A blind man is ‘reading’ for the first time in 20 years thanks to a pair of hi-tech glasses that DICTATE text for him – and even recognise FACES.

Luke Hines, 27, was left blind in one eye and with only three per cent vision in the other after an operation to remove a childhood brain tumour in 1997.

He was unable to attend school and has not found work because of his condition and has spent years feeling isolated.

But he has become one of the first people in Britain to trial a pair of new state-of-the-art spectacles and says his life has been transformed.

Luke has been fitted with an OrCam, a glasses-mounted camera that will read text, describe objects, and identify faces for the blind.

It works by harnessing the power of artificial vision to assist people who are visually impaired and is aimed at giving them more independence.

Luke is trialling the new device has been hailed as revolutionary for millions of visually impaired people across the world.

The tiny wearable computer uses audio feedback to relay visual information that they can not see, enabling them to take on new tasks they were unable to perform alone before.

A miniature camera fitted to the frame takes photos of text or signs and uses artificial vision software to read back to him through an ear piece.

The spectacles can also recognise people’s faces and identify those that have been previously stored.

Luke started trialling the glasses a few weeks ago but has already described them as “life changing”.

He said: “Something as simple as going to Tesco I used to hate doing because I would just go, get the same things every time and get out of there.

“Now I can spend hours up there just trying to read everything. It’s really nice being able to do it without having to rely on someone else.”

Luke, from Ilfracombe, Devon, was fitted with the Orcam glasses as he grew increasingly despairing of his handicap.

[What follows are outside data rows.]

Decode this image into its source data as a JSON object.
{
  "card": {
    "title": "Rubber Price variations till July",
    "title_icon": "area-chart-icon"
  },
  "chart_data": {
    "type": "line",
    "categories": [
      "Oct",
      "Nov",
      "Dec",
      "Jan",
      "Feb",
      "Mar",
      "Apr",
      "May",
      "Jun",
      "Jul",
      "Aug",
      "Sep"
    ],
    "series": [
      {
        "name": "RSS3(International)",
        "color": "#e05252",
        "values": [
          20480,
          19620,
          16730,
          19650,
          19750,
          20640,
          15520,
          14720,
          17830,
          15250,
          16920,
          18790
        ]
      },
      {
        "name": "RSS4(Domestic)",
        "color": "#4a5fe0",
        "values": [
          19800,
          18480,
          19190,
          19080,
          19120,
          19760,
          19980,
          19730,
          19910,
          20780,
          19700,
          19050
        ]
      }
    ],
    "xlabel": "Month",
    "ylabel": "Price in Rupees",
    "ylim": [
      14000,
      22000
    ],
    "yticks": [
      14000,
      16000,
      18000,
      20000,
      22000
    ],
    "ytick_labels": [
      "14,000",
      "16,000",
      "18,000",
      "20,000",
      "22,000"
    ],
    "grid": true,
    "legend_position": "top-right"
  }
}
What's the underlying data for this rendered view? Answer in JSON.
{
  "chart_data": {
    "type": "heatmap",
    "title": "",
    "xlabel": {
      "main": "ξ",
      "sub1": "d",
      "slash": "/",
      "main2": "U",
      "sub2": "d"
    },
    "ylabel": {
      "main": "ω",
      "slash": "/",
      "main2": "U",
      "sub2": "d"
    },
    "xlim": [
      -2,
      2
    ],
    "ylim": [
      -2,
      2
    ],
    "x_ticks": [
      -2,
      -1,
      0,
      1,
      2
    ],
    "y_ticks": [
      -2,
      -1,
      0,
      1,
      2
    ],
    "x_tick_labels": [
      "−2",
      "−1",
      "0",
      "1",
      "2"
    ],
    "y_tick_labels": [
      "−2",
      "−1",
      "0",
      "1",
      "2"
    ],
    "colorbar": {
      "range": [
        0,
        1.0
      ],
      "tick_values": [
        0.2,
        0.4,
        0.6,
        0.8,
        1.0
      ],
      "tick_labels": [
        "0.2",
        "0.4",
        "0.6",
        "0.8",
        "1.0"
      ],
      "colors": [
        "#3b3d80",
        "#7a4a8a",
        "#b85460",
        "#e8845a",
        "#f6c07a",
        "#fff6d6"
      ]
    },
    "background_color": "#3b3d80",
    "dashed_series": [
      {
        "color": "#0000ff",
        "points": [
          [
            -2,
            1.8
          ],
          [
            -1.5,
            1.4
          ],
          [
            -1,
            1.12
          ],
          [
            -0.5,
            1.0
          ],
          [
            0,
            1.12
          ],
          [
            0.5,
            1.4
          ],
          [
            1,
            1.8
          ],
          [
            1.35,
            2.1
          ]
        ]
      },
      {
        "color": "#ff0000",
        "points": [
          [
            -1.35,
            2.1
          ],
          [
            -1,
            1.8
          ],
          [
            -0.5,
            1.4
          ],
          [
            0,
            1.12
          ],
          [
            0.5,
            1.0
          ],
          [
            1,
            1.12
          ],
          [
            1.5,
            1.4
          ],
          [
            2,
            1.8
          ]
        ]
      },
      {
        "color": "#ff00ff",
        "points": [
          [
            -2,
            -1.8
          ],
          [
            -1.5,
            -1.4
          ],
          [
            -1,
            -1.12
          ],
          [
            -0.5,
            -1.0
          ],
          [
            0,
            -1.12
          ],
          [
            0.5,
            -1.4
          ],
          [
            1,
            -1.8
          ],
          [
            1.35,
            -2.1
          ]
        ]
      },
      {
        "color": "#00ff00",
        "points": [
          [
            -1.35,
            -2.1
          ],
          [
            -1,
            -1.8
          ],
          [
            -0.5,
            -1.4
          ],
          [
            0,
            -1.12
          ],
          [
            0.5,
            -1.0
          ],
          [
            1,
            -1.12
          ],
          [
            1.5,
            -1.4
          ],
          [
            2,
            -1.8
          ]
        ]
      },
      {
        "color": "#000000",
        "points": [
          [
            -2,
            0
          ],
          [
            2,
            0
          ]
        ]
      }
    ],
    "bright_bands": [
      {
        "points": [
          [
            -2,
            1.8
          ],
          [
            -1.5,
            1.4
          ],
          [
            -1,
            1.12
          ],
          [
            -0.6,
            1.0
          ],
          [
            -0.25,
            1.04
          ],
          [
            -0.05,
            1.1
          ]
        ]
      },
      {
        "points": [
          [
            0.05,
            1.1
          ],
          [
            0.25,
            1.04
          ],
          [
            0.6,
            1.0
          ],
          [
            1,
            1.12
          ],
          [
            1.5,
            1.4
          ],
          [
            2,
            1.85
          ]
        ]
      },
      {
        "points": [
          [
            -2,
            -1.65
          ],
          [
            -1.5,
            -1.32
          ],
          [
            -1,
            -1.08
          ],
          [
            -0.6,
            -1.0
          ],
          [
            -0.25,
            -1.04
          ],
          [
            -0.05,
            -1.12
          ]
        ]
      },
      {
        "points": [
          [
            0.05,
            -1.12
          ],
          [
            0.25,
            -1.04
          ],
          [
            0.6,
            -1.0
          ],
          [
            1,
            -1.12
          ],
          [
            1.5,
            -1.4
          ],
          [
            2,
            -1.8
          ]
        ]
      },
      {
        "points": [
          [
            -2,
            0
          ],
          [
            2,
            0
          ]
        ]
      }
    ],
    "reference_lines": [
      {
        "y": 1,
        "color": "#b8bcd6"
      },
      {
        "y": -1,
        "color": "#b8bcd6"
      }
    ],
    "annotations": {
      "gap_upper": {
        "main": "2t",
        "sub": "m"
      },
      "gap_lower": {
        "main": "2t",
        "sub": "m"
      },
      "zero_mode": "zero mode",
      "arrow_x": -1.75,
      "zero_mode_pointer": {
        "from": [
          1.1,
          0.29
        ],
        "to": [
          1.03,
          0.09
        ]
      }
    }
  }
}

Daily life was difficult for him and everyday tasks were a struggle and his family contacted the manufacturers who agreed to lend him a pair for a trial period.

Luke said: “I have mapped out in my mind all of Ilfracombe and most of Barnstaple, so if people saw me they wouldn’t necessarily know I was blind.

“But if post ever came through I would just push it to the side because there was no way I could read it.”

The glasses are fitted with a smart camera which recognizes text, products and faces, and speaks to the wearer through a mini earpiece.

With the ability to read books for the first time, Luke is now also hoping to attend college – something which he said he would never have imagined doing so just weeks ago.

He is also looking at securing his first job – potentially in the world of gardening.

His mother Jane Hinen said: “It’s just such a delight because if it can give Luke a quality of life that we have got and he if can go to college – it would just be overwhelming.”